Happy Earth Day 2021 everyone!

At Lifeology, we are all about using visuals and storytelling to communicate about science. Much like our flashcard courses, which are bite-sized card decks, one of our Lifeology Community members created a bite-sized (pun definitely intended, here!) project to communicate to her Instagram followers about Earth Day last year. Below, she tells us more about that project and leaves readers with a feeling of appreciation for the planet we live on.

It had been about a month into the first lockdown in my city in Canada, and I was not coping well with it. Everything I had been looking forward to had been cancelled and some great opportunities were missed. I was not doing well. 

Then I saw that the short animated film based on a book of my favorite children’s book illustrator was going to be released for Earth Day 2020. Oliver Jeffer’s Here We Are had been adapted for a short film.

Simple, yet beautiful animations can convey emotions that are hard to express otherwise. That film, which is a celebration of Earth, immediately inspired me to make my own appreciation story to celebrate the beauty of our unique planet. In the film, the main characters eat Earth-themed pancakes for breakfast, and I wanted to recreate those pancakes 16 times so I could create a short animation of a rotating Earth and a “photo essay” to accompany it.

This entire project was created within one morning. First, I looked for a reference online of the different angles of Earth’s rotation. Those images had to be mirrored in order to recreate a shape for the pancakes because the pancakes would be flipped once they were done cooking. I made a double batch of my pancake mix and separated a small part of it to add some cocoa powder to it to create a distinction between land and oceans. 

After some quick experimentation using different utensils to draw the shapes and finding the appropriate pan temperature, I started making my pancakes. I didn’t allow myself to create any pancake twice and invited the imperfections. It wasn’t about creating the perfect frame, but rather making it evident that it was food being animated. Once those 16 pancakes were ready, the animation process could begin. Stop motion is a very time-consuming form of animation, but the process is extremely rewarding for the creator. 

I knew I wanted to create a short visual story to share on Instagram as a reminder of Earth Day. Over the last year, I’ve discovered how much I enjoy creating elaborate stories to share on Instagram, as the Instagram Stories option offers me a good platform to combine photo and video for an audience who likely has a short attention span but can read through some slides. 

This specific story received such a great response on Instagram. Even the animation studio and animators of the original film shared my story on their profiles and contacted me to chat briefly about the project. Sharing that story led to a series of interesting conversations with people I don’t talk to regularly and that’s always my biggest reward when I make a story.

When good design, art, and important messages work together well in a piece of work, it truly sparks meaningful conversations and inspires action.

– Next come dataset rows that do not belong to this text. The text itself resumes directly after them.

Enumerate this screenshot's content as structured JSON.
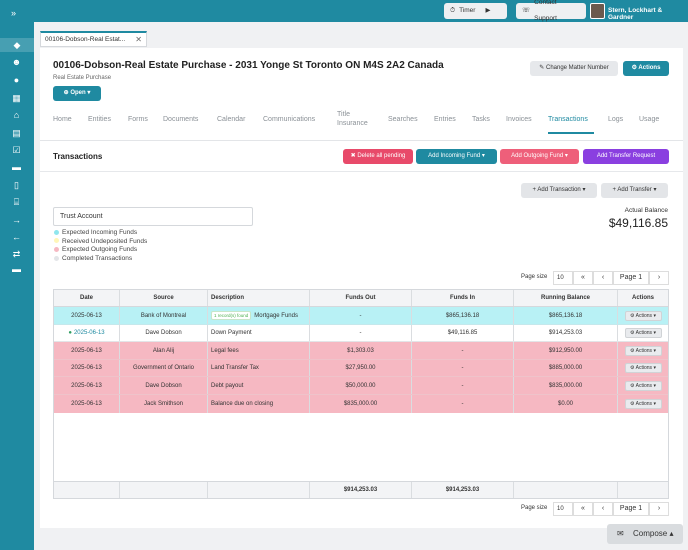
{
  "topbar": {
    "timer_label": "Timer",
    "support_label": "Contact Support",
    "firm_name": "Stern, Lockhart & Gardner"
  },
  "doc_tab": {
    "label": "00106-Dobson-Real Estat..."
  },
  "matter": {
    "title": "00106-Dobson-Real Estate Purchase - 2031 Yonge St Toronto ON M4S 2A2 Canada",
    "subtitle": "Real Estate Purchase",
    "status_label": "Open",
    "change_number_label": "Change Matter Number",
    "actions_label": "Actions"
  },
  "tabs": [
    "Home",
    "Entities",
    "Forms",
    "Documents",
    "Calendar",
    "Communications",
    "Title Insurance",
    "Searches",
    "Entries",
    "Tasks",
    "Invoices",
    "Transactions",
    "Logs",
    "Usage"
  ],
  "transactions": {
    "title": "Transactions",
    "delete_label": "Delete all pending",
    "add_incoming_label": "Add Incoming Fund",
    "add_outgoing_label": "Add Outgoing Fund",
    "add_transfer_request_label": "Add Transfer Request",
    "add_transaction_label": "Add Transaction",
    "add_transfer_label": "Add Transfer",
    "account": "Trust Account",
    "legend": [
      "Expected Incoming Funds",
      "Received Undeposited Funds",
      "Expected Outgoing Funds",
      "Completed Transactions"
    ],
    "balance_label": "Actual Balance",
    "balance_value": "$49,116.85",
    "page_size_label": "Page size",
    "page_size": "10",
    "page_label": "Page 1",
    "columns": [
      "Date",
      "Source",
      "Description",
      "Funds Out",
      "Funds In",
      "Running Balance",
      "Actions"
    ],
    "rows": [
      {
        "date": "2025-06-13",
        "source": "Bank of Montreal",
        "badge": "1 record(s) found",
        "description": "Mortgage Funds",
        "out": "-",
        "in": "$865,136.18",
        "balance": "$865,136.18",
        "action": "Actions"
      },
      {
        "date": "2025-06-13",
        "source": "Dave Dobson",
        "badge": "",
        "description": "Down Payment",
        "out": "-",
        "in": "$49,116.85",
        "balance": "$914,253.03",
        "action": "Actions"
      },
      {
        "date": "2025-06-13",
        "source": "Alan Alij",
        "badge": "",
        "description": "Legal fees",
        "out": "$1,303.03",
        "in": "-",
        "balance": "$912,950.00",
        "action": "Actions"
      },
      {
        "date": "2025-06-13",
        "source": "Government of Ontario",
        "badge": "",
        "description": "Land Transfer Tax",
        "out": "$27,950.00",
        "in": "-",
        "balance": "$885,000.00",
        "action": "Actions"
      },
      {
        "date": "2025-06-13",
        "source": "Dave Dobson",
        "badge": "",
        "description": "Debt payout",
        "out": "$50,000.00",
        "in": "-",
        "balance": "$835,000.00",
        "action": "Actions"
      },
      {
        "date": "2025-06-13",
        "source": "Jack Smithson",
        "badge": "",
        "description": "Balance due on closing",
        "out": "$835,000.00",
        "in": "-",
        "balance": "$0.00",
        "action": "Actions"
      }
    ],
    "totals": {
      "out": "$914,253.03",
      "in": "$914,253.03"
    }
  },
  "compose_label": "Compose",
  "colors": {
    "brand": "#1f8aa1",
    "incoming_row": "#b8f1f5",
    "outgoing_row": "#f6b8c2",
    "delete": "#e84a6a",
    "outgoing_btn": "#ee5f7a",
    "transfer_btn": "#8a3fe0"
  }
}
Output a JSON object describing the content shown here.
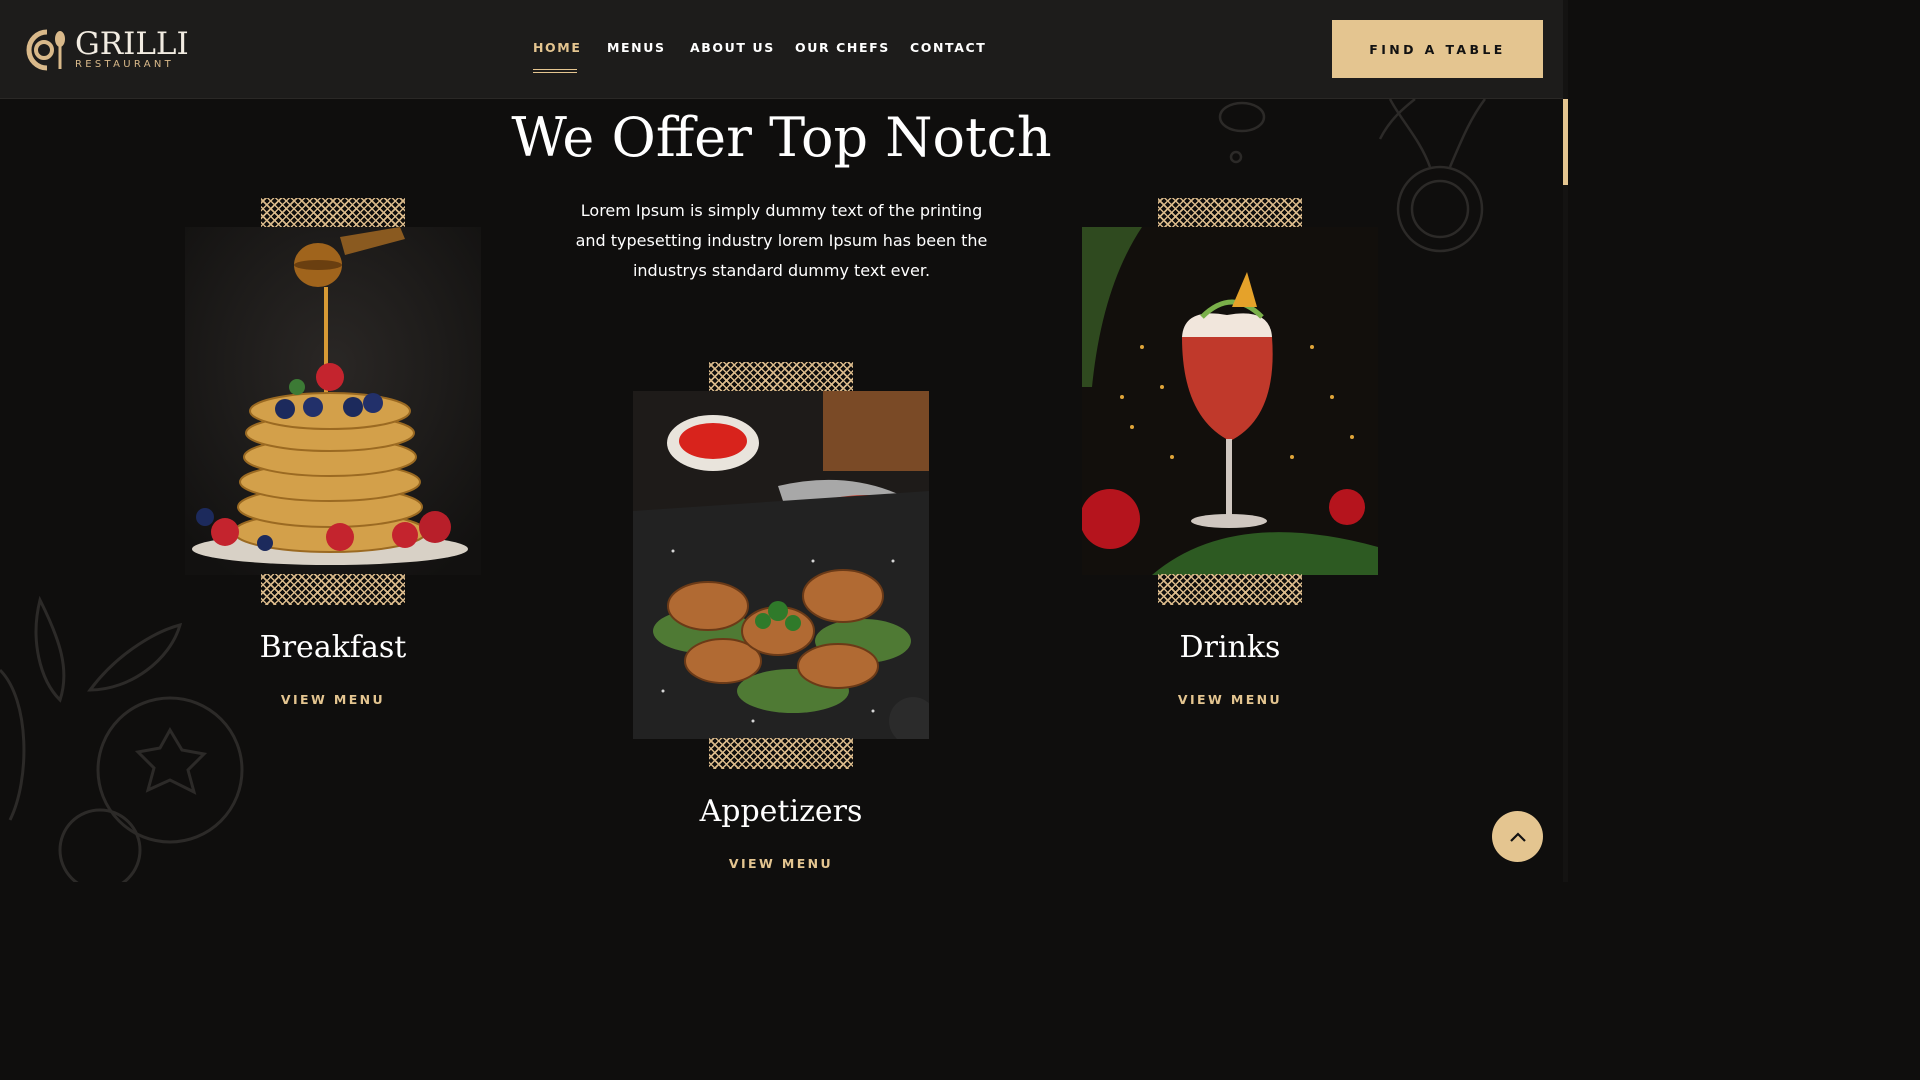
{
  "brand": {
    "name": "GRILLI",
    "tagline": "RESTAURANT"
  },
  "nav": {
    "items": [
      {
        "label": "HOME",
        "active": true
      },
      {
        "label": "MENUS",
        "active": false
      },
      {
        "label": "ABOUT US",
        "active": false
      },
      {
        "label": "OUR CHEFS",
        "active": false
      },
      {
        "label": "CONTACT",
        "active": false
      }
    ]
  },
  "header": {
    "cta_label": "FIND A TABLE"
  },
  "section": {
    "title": "We Offer Top Notch",
    "lead": "Lorem Ipsum is simply dummy text of the printing and typesetting industry lorem Ipsum has been the industrys standard dummy text ever."
  },
  "cards": [
    {
      "name": "Breakfast",
      "link": "VIEW MENU",
      "photo": "pancakes-with-berries-and-honey"
    },
    {
      "name": "Appetizers",
      "link": "VIEW MENU",
      "photo": "grilled-chicken-wings-with-sauces"
    },
    {
      "name": "Drinks",
      "link": "VIEW MENU",
      "photo": "red-cocktail-with-garnish"
    }
  ],
  "icons": {
    "back_to_top": "chevron-up-icon",
    "logo": "fork-plate-logo-icon"
  },
  "colors": {
    "accent": "#e4c590",
    "background": "#0f0e0d",
    "header": "#1d1c1b"
  }
}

As fascinating as space exploration might be, I don’t believe it should ever distract us from making sure that we do everything in our control to preserve the only planet, to our knowledge, to host life. This is where the plants grow that provide us all sorts of colorful foods. This is where humans are born and follow their dreams of uncovering the mysteries and secrets of human biology and the universe. The biodiversity found naturally on this earth is so far unparalleled and incredibly hard for us to recreate in any other environment. Earth has offered us the ideal conditions to evolve into humans capable of feeling emotions, coming up with new ideas and even allowed us to make some bad decisions that we can then learn from. 

Sometimes it’s easy to ignore all the fascinating creatures living all around us, some microscopic and some hidden in waters we haven’t even reached yet. The world is both such a small place and humongous at the same time. There have even been more humans to the moon than to the deepest parts of our oceans and we know far less about it.

Quote- There are plenty of people to be loved by and plenty of people to love -Oliver Jeffers

Earth deserves to be conserved and valued not only for the romantic reasons mentioned earlier but for practical and moral reasons as well. Who are we to claim Earth as ours? It’s a shared space for all of us—the humans, the non-human-beings (who sometimes behave in more humane ways than we do), the tiny-almost-invisible creatures, and everything that hasn’t even been discovered yet.

The awe I feel when I reflect on what the Earth is and what it provides fills me with a new sense of wonder whenever I really need a new hope. That’s why that short animated film was so inspiring in a moment of frustration and led me to spend 3 hours on 16 breakfast pancakes just to remember how beautiful this place is and everything it allows us to experience.